"Ya terus? Bisa ditukar engga ini? Kami khawatir melepas mahasiswi kami di perbatasan"
"Sabar e bapak.. sabar.. Kami diskusi do.."
Menjelang zhuhur, sebuah motor berplat merah masuk ke penginapan. Pengendaranya menggunakan sepatu dan jaket kulit, berkaca mata hitam. Setelah melepas helmnya, dia mendekati dosen-dosen kami. Sepertinya dia meminta izin, sama seperti kepala sekolah yang lain.
Oh, ternyata, lelaki yang baru turun dari motor itu kepala sekolahku! Penampilannya parlente, sambil mengisap rokok sebatang, beliau menghampiri kami. Wajahnya agak sedikit sangar. Aku agak kikuk. Tapi bagaimanapun, aku harus tetap bisa bersikap sopan.
Beliau mengumpulkan guru-guru yang akan bertugas di Amarasi Timur.
"Bapak ibu dong, tunggu sabantar e, oto su dekat."
Aku memasang telinga baik-baik, mencoba mengerti apa yang beliau katakan. Walau kami pernah sedikit tahu tentang Bahasa Kupang, tapi pendengaran kami belum biasa.

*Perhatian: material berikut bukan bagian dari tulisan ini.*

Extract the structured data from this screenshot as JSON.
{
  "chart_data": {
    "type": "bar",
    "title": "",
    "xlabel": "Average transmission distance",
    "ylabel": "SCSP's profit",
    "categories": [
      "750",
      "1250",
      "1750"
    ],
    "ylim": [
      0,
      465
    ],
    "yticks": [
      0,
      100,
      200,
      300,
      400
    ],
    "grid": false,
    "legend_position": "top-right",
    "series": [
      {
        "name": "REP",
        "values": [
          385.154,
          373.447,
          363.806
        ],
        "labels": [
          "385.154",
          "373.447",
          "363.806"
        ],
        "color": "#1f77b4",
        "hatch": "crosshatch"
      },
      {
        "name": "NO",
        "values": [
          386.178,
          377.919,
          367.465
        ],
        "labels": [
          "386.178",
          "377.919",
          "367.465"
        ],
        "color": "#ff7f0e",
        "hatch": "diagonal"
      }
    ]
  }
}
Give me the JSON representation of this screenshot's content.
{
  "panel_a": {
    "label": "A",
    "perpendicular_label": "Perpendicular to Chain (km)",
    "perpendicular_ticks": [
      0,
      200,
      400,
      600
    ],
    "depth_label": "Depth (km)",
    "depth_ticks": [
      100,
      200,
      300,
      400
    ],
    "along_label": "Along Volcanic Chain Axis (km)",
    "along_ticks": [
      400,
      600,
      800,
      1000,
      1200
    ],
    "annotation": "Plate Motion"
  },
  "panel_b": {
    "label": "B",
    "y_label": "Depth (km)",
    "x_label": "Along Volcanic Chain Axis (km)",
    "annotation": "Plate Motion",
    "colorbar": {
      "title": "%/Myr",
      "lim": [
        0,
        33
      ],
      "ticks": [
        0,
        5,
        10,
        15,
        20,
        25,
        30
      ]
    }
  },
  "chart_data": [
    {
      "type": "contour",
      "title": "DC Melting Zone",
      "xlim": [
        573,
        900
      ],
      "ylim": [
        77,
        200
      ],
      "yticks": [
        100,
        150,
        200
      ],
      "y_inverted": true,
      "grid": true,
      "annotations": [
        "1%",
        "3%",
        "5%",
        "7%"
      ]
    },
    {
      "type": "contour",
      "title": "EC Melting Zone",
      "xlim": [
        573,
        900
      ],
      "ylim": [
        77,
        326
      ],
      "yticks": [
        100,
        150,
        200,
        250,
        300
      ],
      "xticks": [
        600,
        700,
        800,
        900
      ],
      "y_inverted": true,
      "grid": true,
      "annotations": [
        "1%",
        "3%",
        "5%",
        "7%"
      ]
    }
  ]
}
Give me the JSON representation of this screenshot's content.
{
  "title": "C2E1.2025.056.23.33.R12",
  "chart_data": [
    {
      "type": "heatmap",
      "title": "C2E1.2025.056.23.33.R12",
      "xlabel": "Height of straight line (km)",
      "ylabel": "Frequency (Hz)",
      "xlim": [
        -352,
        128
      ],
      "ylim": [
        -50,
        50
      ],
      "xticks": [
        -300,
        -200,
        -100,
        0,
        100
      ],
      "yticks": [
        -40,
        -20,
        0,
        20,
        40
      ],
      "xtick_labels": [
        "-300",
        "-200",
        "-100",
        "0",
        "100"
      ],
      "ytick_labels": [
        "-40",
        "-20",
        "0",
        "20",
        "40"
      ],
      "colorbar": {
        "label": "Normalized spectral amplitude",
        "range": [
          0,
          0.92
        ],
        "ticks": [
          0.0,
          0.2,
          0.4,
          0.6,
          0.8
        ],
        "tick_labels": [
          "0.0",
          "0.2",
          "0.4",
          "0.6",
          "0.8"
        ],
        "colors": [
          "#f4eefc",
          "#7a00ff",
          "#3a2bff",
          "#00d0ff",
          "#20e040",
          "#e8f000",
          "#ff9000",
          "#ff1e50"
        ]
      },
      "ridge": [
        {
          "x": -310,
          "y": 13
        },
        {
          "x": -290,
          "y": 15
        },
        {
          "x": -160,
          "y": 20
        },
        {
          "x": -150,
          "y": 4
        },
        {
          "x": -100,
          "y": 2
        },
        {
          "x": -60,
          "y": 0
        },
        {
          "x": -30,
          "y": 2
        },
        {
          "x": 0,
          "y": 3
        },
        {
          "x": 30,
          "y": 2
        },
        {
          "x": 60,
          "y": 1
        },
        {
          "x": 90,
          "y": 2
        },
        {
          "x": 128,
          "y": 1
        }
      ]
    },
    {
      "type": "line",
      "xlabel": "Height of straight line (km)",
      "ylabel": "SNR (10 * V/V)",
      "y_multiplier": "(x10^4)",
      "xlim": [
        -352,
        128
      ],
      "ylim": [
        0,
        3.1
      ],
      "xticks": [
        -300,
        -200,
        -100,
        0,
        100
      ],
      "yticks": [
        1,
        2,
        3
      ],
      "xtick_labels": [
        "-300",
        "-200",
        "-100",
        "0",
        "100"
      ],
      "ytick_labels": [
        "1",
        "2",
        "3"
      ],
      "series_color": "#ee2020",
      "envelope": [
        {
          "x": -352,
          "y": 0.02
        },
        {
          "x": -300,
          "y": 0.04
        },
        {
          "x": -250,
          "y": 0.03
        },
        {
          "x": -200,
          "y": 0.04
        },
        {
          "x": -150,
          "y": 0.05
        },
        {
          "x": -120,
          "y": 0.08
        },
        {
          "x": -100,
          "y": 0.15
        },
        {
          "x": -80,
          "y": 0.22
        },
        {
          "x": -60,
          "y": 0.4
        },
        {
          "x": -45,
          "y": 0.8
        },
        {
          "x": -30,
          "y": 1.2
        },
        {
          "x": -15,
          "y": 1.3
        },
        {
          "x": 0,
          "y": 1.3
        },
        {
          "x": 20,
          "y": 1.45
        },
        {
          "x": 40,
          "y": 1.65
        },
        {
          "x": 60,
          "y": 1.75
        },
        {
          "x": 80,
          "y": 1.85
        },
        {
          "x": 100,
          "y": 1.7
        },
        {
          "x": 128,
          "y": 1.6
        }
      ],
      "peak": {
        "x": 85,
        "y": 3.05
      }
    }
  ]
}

Tak berapa lama, oto yang wujudnya lebih mirip mobil angkot warna putih, tiba di penginapan. Kami memasukan barang-barang bawaan ke dalam oto. Sepertinya barang bawaan Nia paling banyak. Kopernya lebih besar dari koperku, belum lagi tas ransel dan tas selempang yang menutupi badannya. Nampak seperti tas berjalan. Wow! Guru tangguh!
Sudah tengah hari, aku melirik jam tanganku. Disini tidak terdengar adzan. Kami harus memperkirakan sendiri waktu adzan pada lima waktu shalat. Â
"Maaf, Pak, kira-kira perjalanan ke Amarasi Timur berapa jam ya?", tanyaku kepada kepala sekolah.
"Emm.. Tiga jam mangkali?"
Baiklah, sekarang sudah hampir jam 12 siang. Kalau perjalanan memakan waktu tiga jam, perkiraanku akan sampai di tempat tugas pada waktu asar. Aku harus shalat dulu sebelum memulai perjalanan.